Mobil nasional merupakan suatu cita-cita lama yang sudah ada sejak dari zaman dahulu. Kehadiran mobil nasional (maupun proyek lain seperti pesawat nasional) dianggap sebagai bukti kemajuan pesat dalam ekonomi nasional dan Indonesia telah menjadi negara yang bebas dari pengaruh asing.[3][4] Mobil nasional dianggap reaksi sebagai perkembangan industri otomotif nasional, yang walaupun sudah merakit mobil sendiri, faktanya masih memiliki komponen lokal yang rendah dan didominasi merek asing, terutama asal Jepang.[5] Apalagi, jika melihat keberhasilan industri di negara tetangga seperti Proton Malaysia, tentu akan membuat orang berpikir pentingnya mobil buatan dan merek sendiri.[6] Akan tetapi, bagi beberapa orang juga, "mobil nasional" dianggap sulit sejalan dengan globalisasi,[7] dan terkesan mendompleng nasionalisme bagi keuntungan sesaat.[8] Meskipun ide dan klaim "mobil nasional" sudah dimulai sejak lama, dari era Toyota Kijang, mobil Timor sampai Esemka baru-baru ini, namun saat ini masih belum ada mobnas yang benar-benar diproduksi massal/mendapat penerimaan luas di Indonesia. Versi-versi "mobil nasional" yang pernah muncul beragam, ada yang mengusung brand luar negeri, rebadge mobil luar negeri, sampai yang benar-benar produksi dan desain sendiri. Namun, tidak pernah ada mobnas yang memiliki 100% komponen lokal.
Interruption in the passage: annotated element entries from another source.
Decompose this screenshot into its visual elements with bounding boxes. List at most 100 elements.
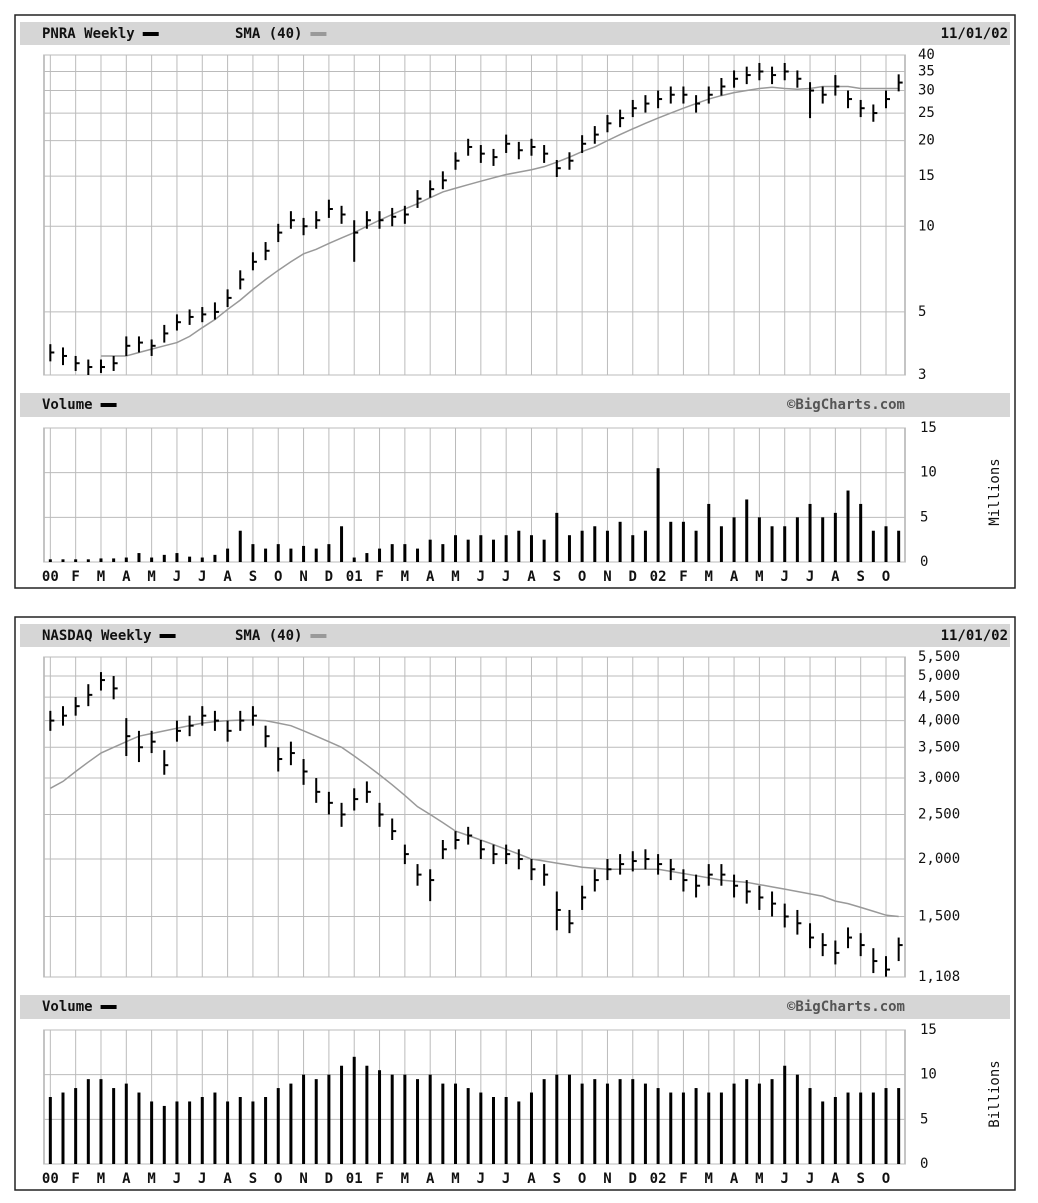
volume-bar [466, 539, 470, 562]
volume-bar [289, 548, 293, 562]
source-label: ©BigCharts.com [787, 397, 905, 413]
panel-border [14, 14, 1016, 589]
y-tick-label: 0 [920, 1156, 928, 1172]
volume-bar [150, 557, 154, 562]
volume-bar [466, 1088, 470, 1164]
legend-label: SMA (40) [235, 628, 302, 644]
x-tick-label: F [679, 569, 687, 585]
volume-bar [48, 1097, 52, 1164]
volume-bar [808, 1088, 812, 1164]
x-tick-label: M [705, 1171, 713, 1187]
volume-bar [403, 1074, 407, 1164]
volume-bar [403, 544, 407, 562]
y-tick-label: 4,500 [918, 689, 960, 705]
volume-bar [86, 559, 90, 562]
y-tick-label: 10 [918, 218, 935, 234]
volume-bar [504, 1097, 508, 1164]
volume-bar [555, 512, 559, 562]
x-tick-label: D [629, 1171, 637, 1187]
y-tick-label: 15 [920, 1022, 937, 1038]
x-tick-label: M [401, 1171, 409, 1187]
volume-bar [745, 1079, 749, 1164]
plot-area [43, 54, 906, 376]
volume-bar [669, 521, 673, 562]
volume-bar [681, 521, 685, 562]
y-tick-label: 15 [920, 420, 937, 436]
volume-bar [605, 1083, 609, 1164]
x-tick-label: A [122, 1171, 131, 1187]
volume-bar [732, 1083, 736, 1164]
volume-bar [175, 553, 179, 562]
volume-bar [757, 1083, 761, 1164]
x-tick-label: 01 [346, 569, 363, 585]
x-tick-label: N [299, 569, 307, 585]
x-tick-label: 00 [42, 1171, 59, 1187]
volume-bar [884, 1088, 888, 1164]
x-tick-label: M [147, 1171, 155, 1187]
volume-bar [188, 1101, 192, 1164]
x-tick-label: J [806, 1171, 814, 1187]
volume-bar [859, 1092, 863, 1164]
volume-bar [226, 1101, 230, 1164]
x-tick-label: N [603, 569, 611, 585]
x-tick-label: S [856, 1171, 864, 1187]
volume-bar [846, 490, 850, 562]
volume-bar [150, 1101, 154, 1164]
volume-bar [99, 558, 103, 562]
volume-bar [897, 1088, 901, 1164]
volume-bar [302, 1074, 306, 1164]
volume-bar [213, 554, 217, 562]
volume-bar [694, 530, 698, 562]
y-tick-label: 5 [918, 304, 926, 320]
y-tick-label: 1,500 [918, 909, 960, 925]
volume-bar [593, 526, 597, 562]
x-tick-label: J [173, 569, 181, 585]
volume-bar [99, 1079, 103, 1164]
volume-bar [302, 545, 306, 562]
y-tick-label: 5 [920, 1111, 928, 1127]
y-tick-label: 3,000 [918, 770, 960, 786]
volume-bar [833, 1097, 837, 1164]
volume-bar [86, 1079, 90, 1164]
x-tick-label: O [578, 569, 586, 585]
volume-bar [618, 1079, 622, 1164]
sma-line [100, 85, 899, 357]
volume-bar [884, 526, 888, 562]
volume-bar [200, 1097, 204, 1164]
volume-bar [517, 530, 521, 562]
volume-bar [757, 517, 761, 562]
x-tick-label: D [629, 569, 637, 585]
x-tick-label: 00 [42, 569, 59, 585]
volume-bar [656, 468, 660, 562]
volume-bar [61, 559, 65, 562]
volume-bar [390, 1074, 394, 1164]
y-tick-label: 10 [920, 465, 937, 481]
volume-bar [112, 1088, 116, 1164]
volume-bar [276, 544, 280, 562]
volume-bar [491, 539, 495, 562]
volume-bar [871, 1092, 875, 1164]
x-tick-label: A [730, 569, 739, 585]
volume-bar [352, 557, 356, 562]
y-tick-label: 10 [920, 1067, 937, 1083]
x-tick-label: J [780, 569, 788, 585]
volume-bar [567, 535, 571, 562]
x-tick-label: M [755, 569, 763, 585]
volume-bar [213, 1092, 217, 1164]
volume-bar [276, 1088, 280, 1164]
volume-bar [264, 548, 268, 562]
x-tick-label: 01 [346, 1171, 363, 1187]
volume-bar [112, 558, 116, 562]
volume-bar [340, 1065, 344, 1164]
volume-bar [605, 530, 609, 562]
x-tick-label: A [223, 1171, 232, 1187]
volume-bar [454, 1083, 458, 1164]
volume-bar [504, 535, 508, 562]
volume-bar [694, 1088, 698, 1164]
volume-bar [643, 530, 647, 562]
volume-bar [416, 1079, 420, 1164]
volume-bar [378, 1070, 382, 1164]
volume-bar [428, 539, 432, 562]
volume-bar [732, 517, 736, 562]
Perkembangan mobil nasional sudah dimulai sejak era Presiden Soekarno, dengan pendirian PT Industri Mobil Indonesia (Imindo) hasil kerjasama pemerintah dan swasta pada tahun 1961, dengan target 15.000 kendaraan/tahun berupa sedan dan bus.[9] Kemudian di era Orde Baru, ide ini berusaha diwujudkan dengan melarang mobil impor penuh (tidak dirakit di Indonesia) pada awal 1970-an, kemudian dilanjutkan kebijakan KBNS (kendaraan bermotor niaga sederhana) untuk mendorong mobil berkomponen lokal tinggi. Mobil nasional baru lahir kembali ketika 1990-an dengan munculnya kebijakan Inpres No. 2/1996 ("Pembangunan Industri Mobil Nasional")[2] yang melahirkan Timor, dimana kebijakan ini bisa dikatakan merupakan upaya resmi pertama bagi melahirkan mobnas bermerek dalam negeri (bukan sekadar tuntutan komponen lokal), meskipun harus berakhir dengan krisis moneter dan tentangan WTO. Kemudian, saat ini mobil nasional umumnya digerakkan oleh perusahaan kecil maupun menengah, dengan menghadirkan marque baru seperti Esemka, Marlip dan Tawon yang umumnya tidak selalu sukses. Replikasi dari kebijakan KBNS diwujudkan pemerintah dengan adanya LCGC (Low Cost Green Car) yang sejak 2013 banyak dikembangkan produsen merek-merek Jepang.[10] Selain itu, insentif juga pernah dikeluarkan, seperti pada tahun 2012, pemerintah menyediakan dana Rp 144 miliar untuk program transportasi umum murah di pedesaan.[11]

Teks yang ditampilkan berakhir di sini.